5. Jahrgang Nr. 6 / 27. Mai 2005 - 18. Ijar 5765

Ein vorsichtiger Annäherungsversuch

Europäische Masorti-Rabbiner und Zentralrats-Vertreter trafen sich zum ersten intensiven Gedankenaustausch

Die Rabbinerin der Jüdischen Gemeinde Weiden und Vorsitzende von Masorti-Berlin, Gesa S. Ederberg, hatte im Mai eine Rabbinerkonferenz organisiert, an der etwa 20 jüdische Geistliche der Masorti-Bewegung aus mehreren europäischen Ländern teilnahmen. Im Mittelpunkt der Tagung der aus Amerika stammenden religiösen Strömung, die sich selbst in der Mitte zwischen Orthodoxie und reform-liberalem Judentum ansiedelt, stand ein gemeinsames Bildungsprogramm, und das europäische Judentum.
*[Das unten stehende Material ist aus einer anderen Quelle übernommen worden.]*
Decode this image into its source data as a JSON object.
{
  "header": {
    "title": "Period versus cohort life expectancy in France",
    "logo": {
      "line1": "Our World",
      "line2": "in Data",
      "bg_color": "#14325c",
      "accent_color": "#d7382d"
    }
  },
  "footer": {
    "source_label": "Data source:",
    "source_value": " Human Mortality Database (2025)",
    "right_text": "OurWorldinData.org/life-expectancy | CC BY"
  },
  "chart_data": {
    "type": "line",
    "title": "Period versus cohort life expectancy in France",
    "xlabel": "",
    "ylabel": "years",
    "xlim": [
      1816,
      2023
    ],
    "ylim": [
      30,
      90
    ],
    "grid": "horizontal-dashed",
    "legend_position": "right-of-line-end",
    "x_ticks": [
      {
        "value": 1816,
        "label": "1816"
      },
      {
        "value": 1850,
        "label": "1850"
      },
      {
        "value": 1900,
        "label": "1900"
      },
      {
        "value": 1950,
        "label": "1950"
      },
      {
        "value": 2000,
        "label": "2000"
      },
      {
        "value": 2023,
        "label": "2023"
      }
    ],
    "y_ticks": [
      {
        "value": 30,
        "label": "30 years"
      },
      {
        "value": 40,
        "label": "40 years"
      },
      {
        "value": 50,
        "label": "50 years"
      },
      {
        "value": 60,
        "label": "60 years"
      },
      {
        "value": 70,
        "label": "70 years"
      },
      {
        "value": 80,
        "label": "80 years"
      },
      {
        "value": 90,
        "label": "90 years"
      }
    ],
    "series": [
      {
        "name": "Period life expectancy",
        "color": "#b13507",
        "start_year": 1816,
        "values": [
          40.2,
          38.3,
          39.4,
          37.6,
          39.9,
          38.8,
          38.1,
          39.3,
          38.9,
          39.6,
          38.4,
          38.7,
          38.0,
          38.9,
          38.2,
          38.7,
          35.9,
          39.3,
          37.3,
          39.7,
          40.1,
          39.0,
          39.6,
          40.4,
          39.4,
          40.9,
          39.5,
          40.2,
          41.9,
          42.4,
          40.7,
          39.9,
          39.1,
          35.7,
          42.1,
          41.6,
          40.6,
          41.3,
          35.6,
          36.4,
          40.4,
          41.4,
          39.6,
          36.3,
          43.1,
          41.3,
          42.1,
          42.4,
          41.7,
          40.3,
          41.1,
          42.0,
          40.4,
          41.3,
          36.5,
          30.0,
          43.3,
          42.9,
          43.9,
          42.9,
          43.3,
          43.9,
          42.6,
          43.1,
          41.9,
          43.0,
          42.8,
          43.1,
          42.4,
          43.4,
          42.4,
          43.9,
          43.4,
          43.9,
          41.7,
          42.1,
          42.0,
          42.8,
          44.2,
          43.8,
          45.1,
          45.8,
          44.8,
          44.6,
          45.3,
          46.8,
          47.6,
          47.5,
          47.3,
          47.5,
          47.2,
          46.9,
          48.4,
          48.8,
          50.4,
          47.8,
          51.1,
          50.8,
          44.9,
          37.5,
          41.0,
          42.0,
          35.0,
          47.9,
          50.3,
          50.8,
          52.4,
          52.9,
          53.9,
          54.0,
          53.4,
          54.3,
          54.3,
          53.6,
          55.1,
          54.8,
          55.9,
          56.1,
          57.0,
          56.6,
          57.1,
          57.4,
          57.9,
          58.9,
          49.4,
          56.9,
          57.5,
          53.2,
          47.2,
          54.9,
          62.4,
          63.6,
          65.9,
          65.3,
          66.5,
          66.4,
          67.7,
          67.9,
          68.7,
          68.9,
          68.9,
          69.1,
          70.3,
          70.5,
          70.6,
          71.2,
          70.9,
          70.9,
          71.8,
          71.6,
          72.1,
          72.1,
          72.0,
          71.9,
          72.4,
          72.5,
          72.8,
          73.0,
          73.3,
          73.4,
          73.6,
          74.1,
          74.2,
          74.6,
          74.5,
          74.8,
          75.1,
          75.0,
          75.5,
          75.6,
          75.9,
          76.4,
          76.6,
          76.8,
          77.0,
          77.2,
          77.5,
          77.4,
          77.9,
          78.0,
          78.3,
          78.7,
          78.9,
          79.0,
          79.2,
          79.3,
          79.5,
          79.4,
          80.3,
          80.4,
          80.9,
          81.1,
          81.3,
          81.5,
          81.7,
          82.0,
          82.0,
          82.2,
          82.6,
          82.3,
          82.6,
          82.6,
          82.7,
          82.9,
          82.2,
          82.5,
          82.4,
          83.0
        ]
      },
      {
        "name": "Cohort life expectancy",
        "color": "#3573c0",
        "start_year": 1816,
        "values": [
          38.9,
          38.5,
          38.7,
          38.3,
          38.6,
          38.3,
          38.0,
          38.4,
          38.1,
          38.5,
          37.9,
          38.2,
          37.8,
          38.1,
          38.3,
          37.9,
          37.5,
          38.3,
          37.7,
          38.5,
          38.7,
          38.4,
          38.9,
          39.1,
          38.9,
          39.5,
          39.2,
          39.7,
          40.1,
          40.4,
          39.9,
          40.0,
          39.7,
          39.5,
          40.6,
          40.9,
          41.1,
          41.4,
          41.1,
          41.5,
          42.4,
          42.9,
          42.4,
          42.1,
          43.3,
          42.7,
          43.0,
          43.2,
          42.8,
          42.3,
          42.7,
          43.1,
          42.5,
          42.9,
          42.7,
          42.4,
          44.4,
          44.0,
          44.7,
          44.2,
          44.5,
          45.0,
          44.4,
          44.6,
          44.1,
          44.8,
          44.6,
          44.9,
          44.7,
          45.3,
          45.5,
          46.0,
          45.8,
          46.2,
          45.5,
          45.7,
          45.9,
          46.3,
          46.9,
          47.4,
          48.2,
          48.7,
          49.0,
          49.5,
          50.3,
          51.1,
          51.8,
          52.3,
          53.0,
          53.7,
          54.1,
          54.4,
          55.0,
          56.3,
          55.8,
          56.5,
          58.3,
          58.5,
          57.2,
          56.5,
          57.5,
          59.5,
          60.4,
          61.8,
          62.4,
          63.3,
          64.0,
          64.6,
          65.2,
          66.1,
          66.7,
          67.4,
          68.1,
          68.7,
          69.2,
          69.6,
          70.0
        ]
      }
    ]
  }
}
Im Rahmen ihres Treffens kamen die Rabbiner auch mit dem Präsidiums-Mitglied des Zentralrats der Juden in Deutschland, Nathan Kalmanowicz, und Generalsekretär, Stephan, J. Kramer, zusammen, um sich über jüdisches Leben heute in der Bundesrepublik , über die Strukturen der Einheitsgemeinden sowie die finanziellen Förderungsmaßnahmen durch den Bund und die Länder zu informieren.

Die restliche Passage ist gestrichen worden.